You are viewing a plain text version of this content. The canonical link for it is here.
Posted to issues@flink.apache.org by "Mathias Fußenegger (Jira)" <ji...@apache.org> on 2021/10/29 10:12:00 UTC

[jira] [Created] (FLINK-24702) toUpperCase/toLowerCase calls may cause problems with some system locales

Mathias Fußenegger created FLINK-24702:
------------------------------------------

             Summary: toUpperCase/toLowerCase calls may cause problems with some system locales
                 Key: FLINK-24702
                 URL: https://issues.apache.org/jira/browse/FLINK-24702
             Project: Flink
          Issue Type: Technical Debt
            Reporter: Mathias Fußenegger


I'm currently exploring the code base and saw several toUpperCase & toLowerCase calls on strings without explicitly declaring the Locale.
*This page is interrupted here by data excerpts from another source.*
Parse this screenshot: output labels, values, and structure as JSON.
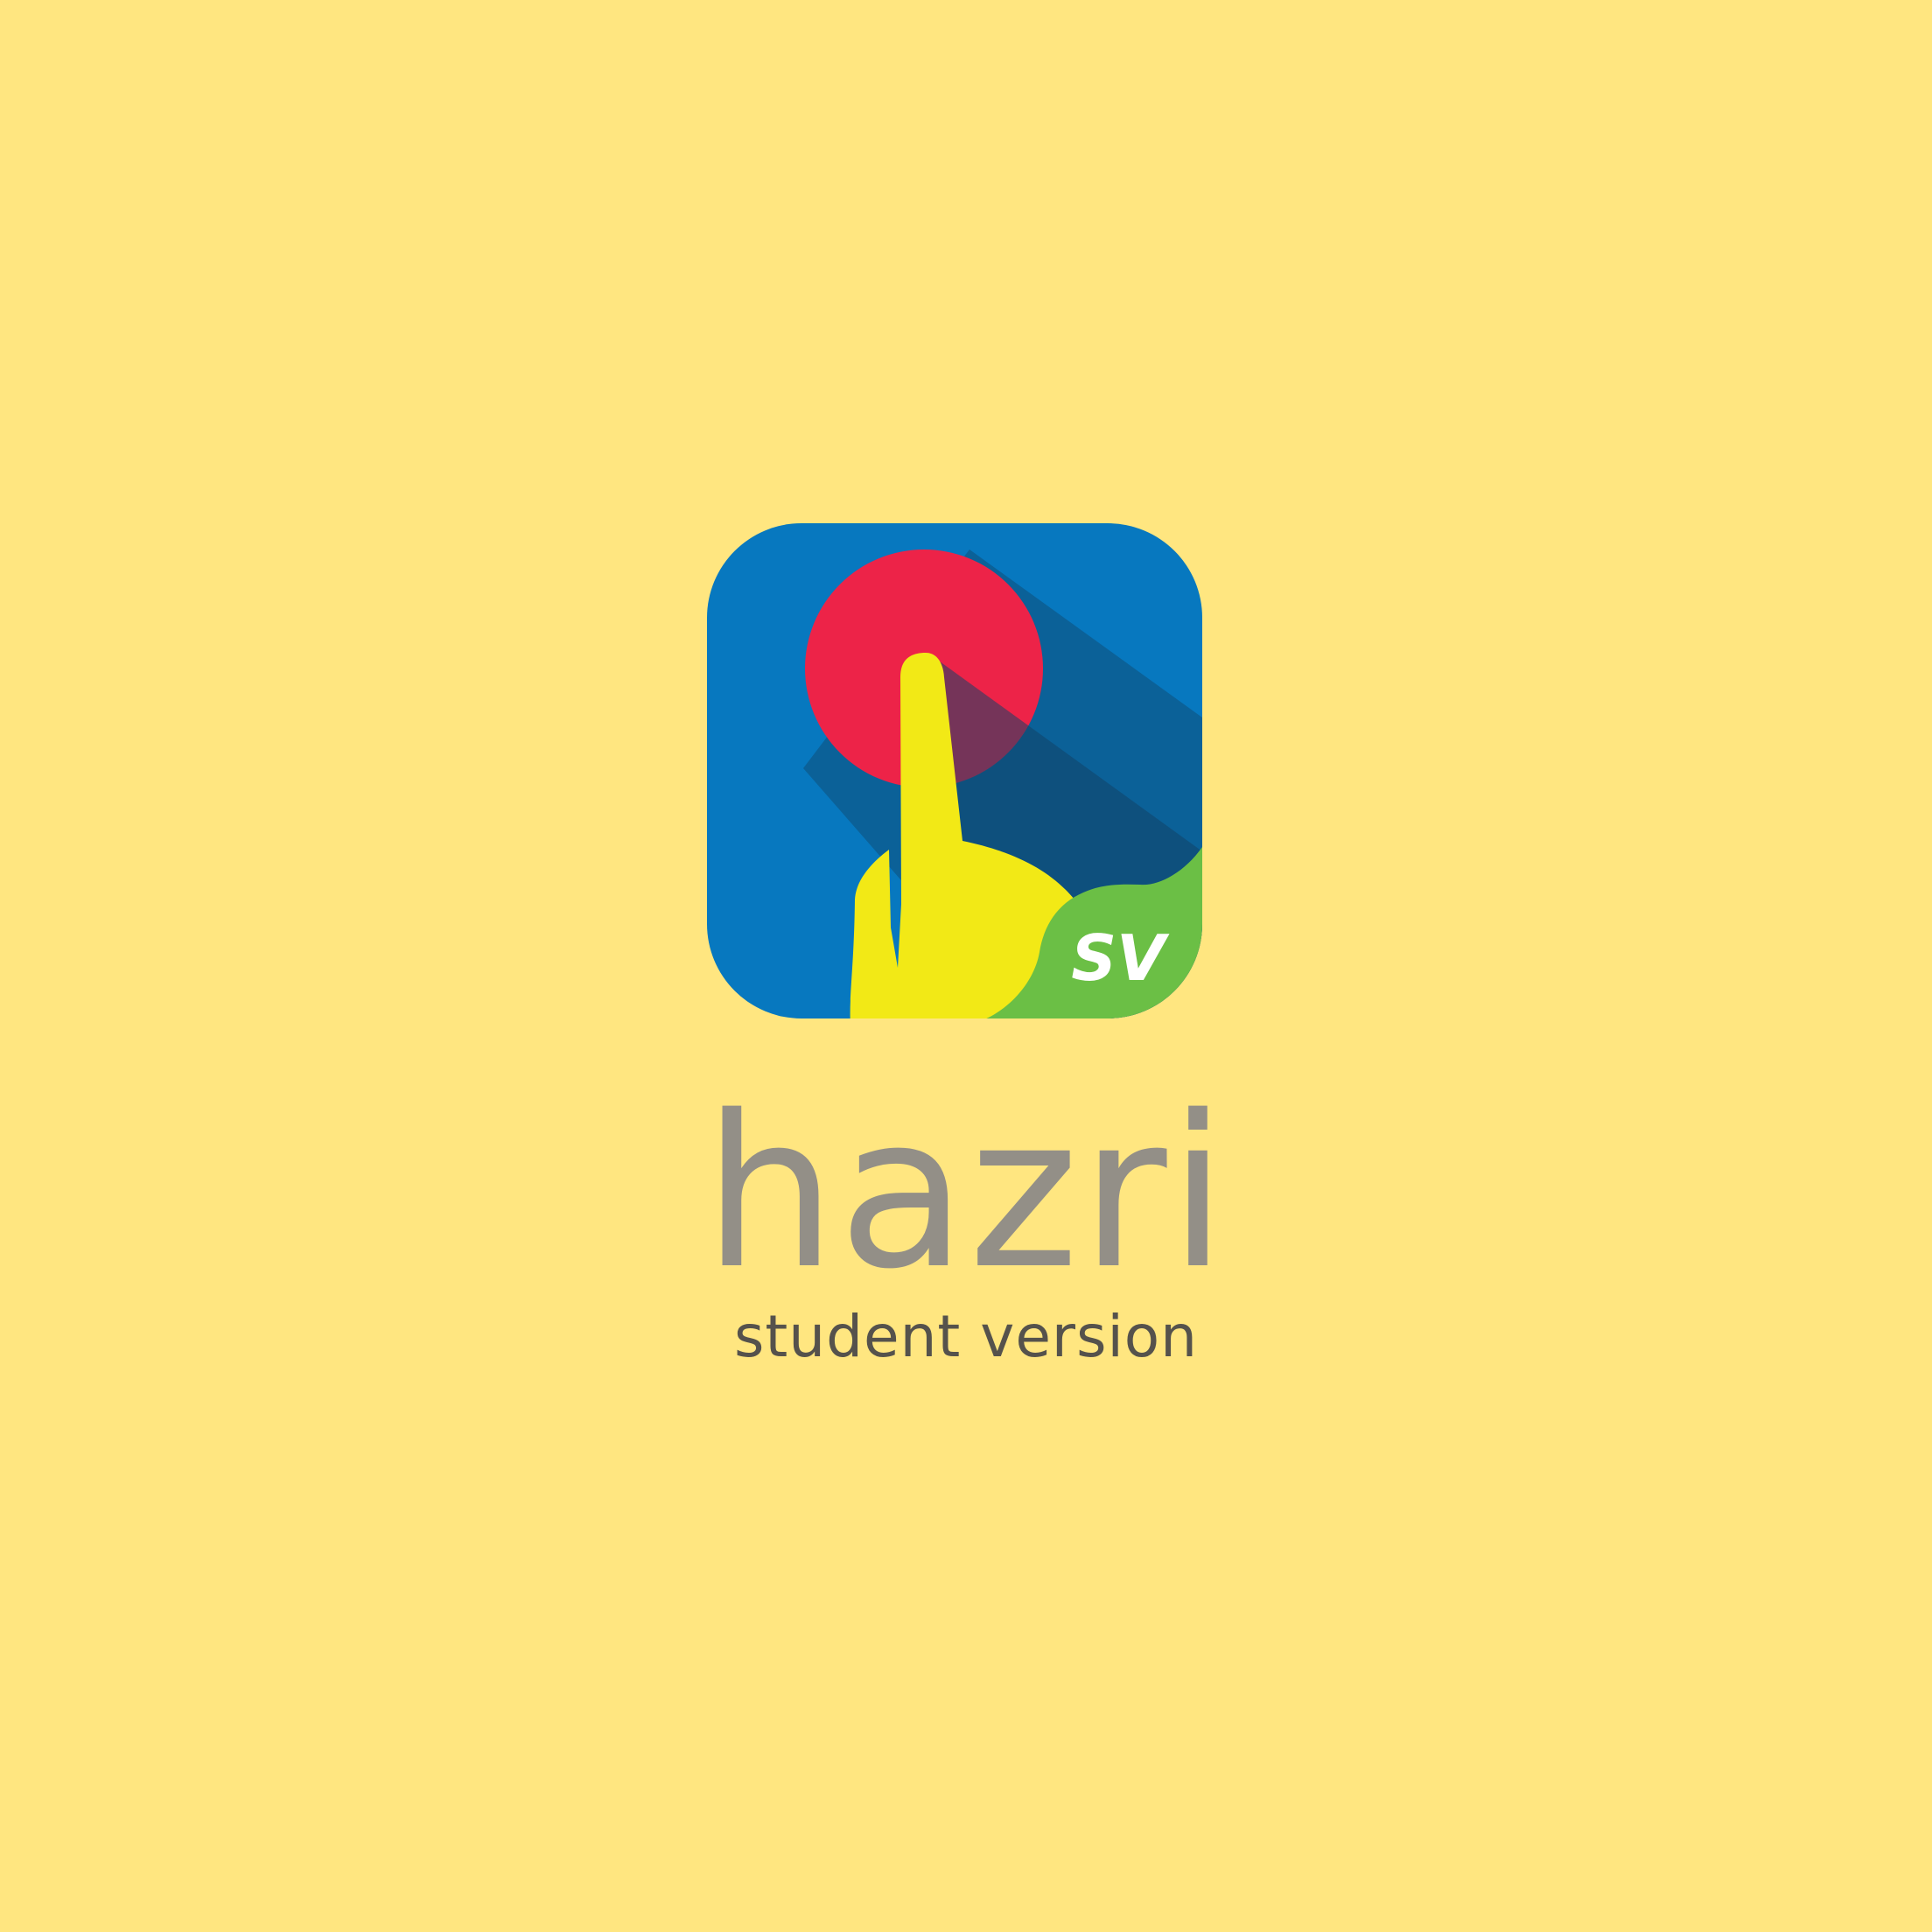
{
  "app": {
    "name": "hazri",
    "tagline": "student version",
    "badge_text": "SV"
  },
  "colors": {
    "background": "#FFE680",
    "icon_blue": "#0778BF",
    "icon_shadow": "#124468",
    "circle_red": "#ED2348",
    "finger_yellow": "#F2E916",
    "badge_green": "#6BBF45",
    "name_text": "#938F87",
    "tagline_text": "#55524C"
  },
  "icons": {
    "app_icon": "pointing-finger-tap-icon"
  }
}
This means it will use the System Locale which can lead to surprising behaviors, see [https://bugs.java.com/bugdatabase/view_bug.do?bug_id=6208680]

 

> String.toLowerCase or String.toUpperCase sometimes fails to work when run in a Turkish or Azeri environment [...]The reason is that Turkish and Azeri have dotted and dotless "i"s, and conversion of these characters leads to results that aren't adequate for strings in other languages

 

I didn't investigate whether the current calls are actually problematic, but there could be bugs if there is a .equals() check following a toUpperCase/toLowerCase or when these strings are used in map lookups, etc.

 

Projects like Lucene use [https://github.com/policeman-tools/forbidden-apis] to prevent this methods from being used to avoid these potential problems.

 

 



--
This message was sent by Atlassian Jira
(v8.3.4#803005)